The Lottery Industry

Lottery is a form of gambling in which people purchase tickets for a drawing to win a prize. The casting of lots has a long history, but the use of lotteries for material gain is rather more recent. The first recorded public lotteries in the 15th century were held to raise funds for town fortifications and to help the poor.

In the United States, state governments have introduced lotteries to augment their revenue streams.

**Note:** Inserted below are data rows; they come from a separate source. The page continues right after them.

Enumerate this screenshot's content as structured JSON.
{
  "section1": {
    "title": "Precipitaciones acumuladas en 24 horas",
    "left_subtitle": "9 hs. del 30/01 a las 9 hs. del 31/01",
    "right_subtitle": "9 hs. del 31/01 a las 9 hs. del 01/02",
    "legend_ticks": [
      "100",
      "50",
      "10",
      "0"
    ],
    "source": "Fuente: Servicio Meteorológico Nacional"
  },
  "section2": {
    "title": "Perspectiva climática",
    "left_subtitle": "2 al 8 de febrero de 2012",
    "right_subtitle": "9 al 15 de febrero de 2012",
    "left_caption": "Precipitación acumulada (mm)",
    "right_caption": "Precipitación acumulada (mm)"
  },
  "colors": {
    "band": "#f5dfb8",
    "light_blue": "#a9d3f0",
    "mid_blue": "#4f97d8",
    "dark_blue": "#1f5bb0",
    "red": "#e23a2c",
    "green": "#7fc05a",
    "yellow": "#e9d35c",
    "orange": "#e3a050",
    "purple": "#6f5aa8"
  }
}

In the immediate post-World War II period, many legislators promoted lotteries as a way of funding social welfare programs without raising onerous taxes on middle-class and working-class taxpayers.

The introduction of a lottery has followed similar patterns in virtually every state: the legislature legislates a monopoly for itself; establishes a state agency or public corporation to run it (as opposed to licensing a private firm in return for a percentage of its profits); starts operations with a modest number of relatively simple games; and, due to pressure to generate additional revenues, progressively expands the lottery in size and complexity.

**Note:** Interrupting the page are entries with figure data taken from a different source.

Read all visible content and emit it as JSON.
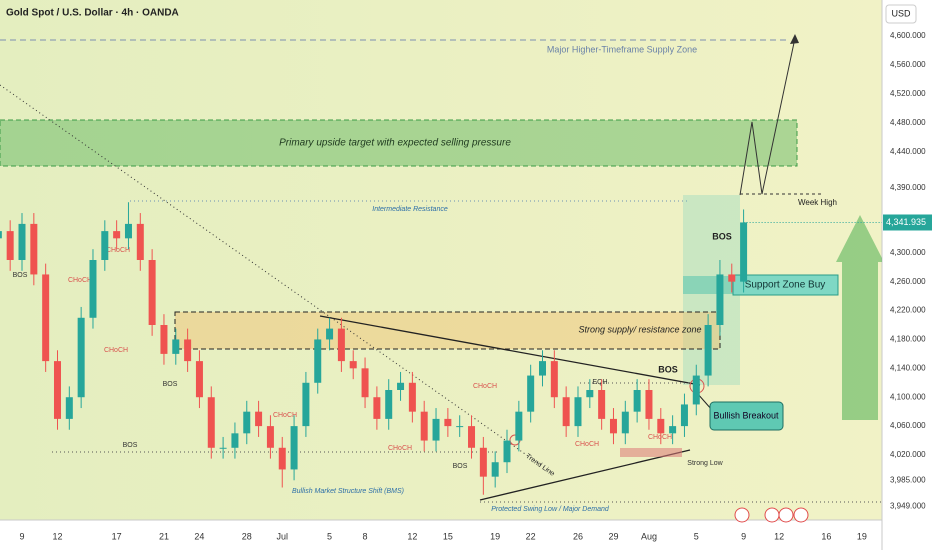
{
  "chart_data": {
    "type": "candlestick",
    "title": "Gold Spot / U.S. Dollar · 4h · OANDA",
    "currency": "USD",
    "x": [
      -2,
      -1,
      0,
      1,
      2,
      3,
      4,
      5,
      6,
      7,
      8,
      9,
      10,
      11,
      12,
      13,
      14,
      15,
      16,
      17,
      18,
      19,
      20,
      21,
      22,
      23,
      24,
      25,
      26,
      27,
      28,
      29,
      30,
      31,
      32,
      33,
      34,
      35,
      36,
      37,
      38,
      39,
      40,
      41,
      42,
      43,
      44,
      45,
      46,
      47,
      48,
      49,
      50,
      51,
      52,
      53,
      54,
      55,
      56,
      57,
      58,
      59,
      60,
      61
    ],
    "open": [
      4320,
      4330,
      4290,
      4340,
      4270,
      4150,
      4070,
      4100,
      4210,
      4290,
      4330,
      4320,
      4340,
      4290,
      4200,
      4160,
      4180,
      4150,
      4100,
      4030,
      4030,
      4050,
      4080,
      4060,
      4030,
      4000,
      4060,
      4120,
      4180,
      4195,
      4150,
      4140,
      4100,
      4070,
      4110,
      4120,
      4080,
      4040,
      4070,
      4060,
      4060,
      4030,
      3990,
      4010,
      4040,
      4080,
      4130,
      4150,
      4100,
      4060,
      4100,
      4110,
      4070,
      4050,
      4080,
      4110,
      4070,
      4050,
      4060,
      4090,
      4130,
      4200,
      4270,
      4260
    ],
    "high": [
      4345,
      4345,
      4355,
      4355,
      4285,
      4165,
      4115,
      4225,
      4305,
      4345,
      4345,
      4370,
      4355,
      4305,
      4215,
      4195,
      4195,
      4165,
      4115,
      4045,
      4065,
      4095,
      4095,
      4075,
      4045,
      4075,
      4135,
      4195,
      4210,
      4210,
      4165,
      4155,
      4115,
      4125,
      4135,
      4135,
      4095,
      4085,
      4085,
      4075,
      4075,
      4045,
      4025,
      4055,
      4095,
      4145,
      4165,
      4165,
      4115,
      4115,
      4125,
      4125,
      4085,
      4095,
      4125,
      4125,
      4085,
      4075,
      4105,
      4145,
      4215,
      4290,
      4285,
      4360
    ],
    "low": [
      4305,
      4275,
      4275,
      4255,
      4135,
      4055,
      4055,
      4085,
      4195,
      4275,
      4305,
      4305,
      4275,
      4185,
      4145,
      4145,
      4135,
      4085,
      4015,
      4015,
      4015,
      4035,
      4045,
      4015,
      3975,
      3985,
      4045,
      4105,
      4165,
      4135,
      4125,
      4085,
      4055,
      4055,
      4095,
      4065,
      4025,
      4025,
      4045,
      4045,
      4015,
      3965,
      3975,
      3995,
      4025,
      4065,
      4115,
      4085,
      4045,
      4045,
      4085,
      4055,
      4035,
      4035,
      4065,
      4055,
      4035,
      4035,
      4045,
      4075,
      4115,
      4185,
      4245,
      4245
    ],
    "close": [
      4330,
      4290,
      4340,
      4270,
      4150,
      4070,
      4100,
      4210,
      4290,
      4330,
      4320,
      4340,
      4290,
      4200,
      4160,
      4180,
      4150,
      4100,
      4030,
      4030,
      4050,
      4080,
      4060,
      4030,
      4000,
      4060,
      4120,
      4180,
      4195,
      4150,
      4140,
      4100,
      4070,
      4110,
      4120,
      4080,
      4040,
      4070,
      4060,
      4060,
      4030,
      3990,
      4010,
      4040,
      4080,
      4130,
      4150,
      4100,
      4060,
      4100,
      4110,
      4070,
      4050,
      4080,
      4110,
      4070,
      4050,
      4060,
      4090,
      4130,
      4200,
      4270,
      4260,
      4342
    ],
    "up_color": "#26a69a",
    "down_color": "#ef5350",
    "last_price": {
      "value": 4341.935,
      "label": "4,341.935"
    },
    "xlim": [
      -1.86,
      72.7
    ],
    "xticks": [
      {
        "value": 0,
        "label": "9"
      },
      {
        "value": 3,
        "label": "12"
      },
      {
        "value": 8,
        "label": "17"
      },
      {
        "value": 12,
        "label": "21"
      },
      {
        "value": 15,
        "label": "24"
      },
      {
        "value": 19,
        "label": "28"
      },
      {
        "value": 22,
        "label": "Jul"
      },
      {
        "value": 26,
        "label": "5"
      },
      {
        "value": 29,
        "label": "8"
      },
      {
        "value": 33,
        "label": "12"
      },
      {
        "value": 36,
        "label": "15"
      },
      {
        "value": 40,
        "label": "19"
      },
      {
        "value": 43,
        "label": "22"
      },
      {
        "value": 47,
        "label": "26"
      },
      {
        "value": 50,
        "label": "29"
      },
      {
        "value": 53,
        "label": "Aug"
      },
      {
        "value": 57,
        "label": "5"
      },
      {
        "value": 61,
        "label": "9"
      },
      {
        "value": 64,
        "label": "12"
      },
      {
        "value": 68,
        "label": "16"
      },
      {
        "value": 71,
        "label": "19"
      }
    ],
    "ylim": [
      3930,
      4650
    ],
    "yticks": [
      {
        "value": 4600,
        "label": "4,600.000"
      },
      {
        "value": 4560,
        "label": "4,560.000"
      },
      {
        "value": 4520,
        "label": "4,520.000"
      },
      {
        "value": 4480,
        "label": "4,480.000"
      },
      {
        "value": 4440,
        "label": "4,440.000"
      },
      {
        "value": 4390,
        "label": "4,390.000"
      },
      {
        "value": 4300,
        "label": "4,300.000"
      },
      {
        "value": 4260,
        "label": "4,260.000"
      },
      {
        "value": 4220,
        "label": "4,220.000"
      },
      {
        "value": 4180,
        "label": "4,180.000"
      },
      {
        "value": 4140,
        "label": "4,140.000"
      },
      {
        "value": 4100,
        "label": "4,100.000"
      },
      {
        "value": 4060,
        "label": "4,060.000"
      },
      {
        "value": 4020,
        "label": "4,020.000"
      },
      {
        "value": 3985,
        "label": "3,985.000"
      },
      {
        "value": 3949,
        "label": "3,949.000"
      }
    ],
    "grid": false
  },
  "drawings": {
    "supply_zone": "Major Higher-Timeframe Supply Zone",
    "primary_target": "Primary upside target with expected selling pressure",
    "intermediate_resistance": "Intermediate Resistance",
    "week_high": "Week High",
    "strong_supply": "Strong supply/ resistance zone",
    "support_zone": "Support Zone Buy",
    "bullish_breakout": "Bullish Breakout"
  },
  "annotations": [
    "BOS",
    "CHoCH",
    "CHoCH",
    "CHoCH",
    "BOS",
    "BOS",
    "CHoCH",
    "CHoCH",
    "CHoCH",
    "BOS",
    "CHoCH",
    "CHoCH",
    "EQH",
    "BOS",
    "BOS",
    "Strong Low",
    "Trend Line",
    "Bullish Market Structure Shift (BMS)",
    "Protected Swing Low / Major Demand"
  ]
}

The resulting industry is plagued with abuses, which have strengthened the arguments of those opposed to lotteries and weakened their defenders. The fact that most of the players and revenues come from middle-income neighborhoods — with far fewer proportionally from high-income or low-income areas — also fuels criticisms of a regressive impact on lower-income groups. A large share of the winners are likely to spend their prizes on luxuries that will quickly deplete their wealth, and they may wind up bankrupt within a few years.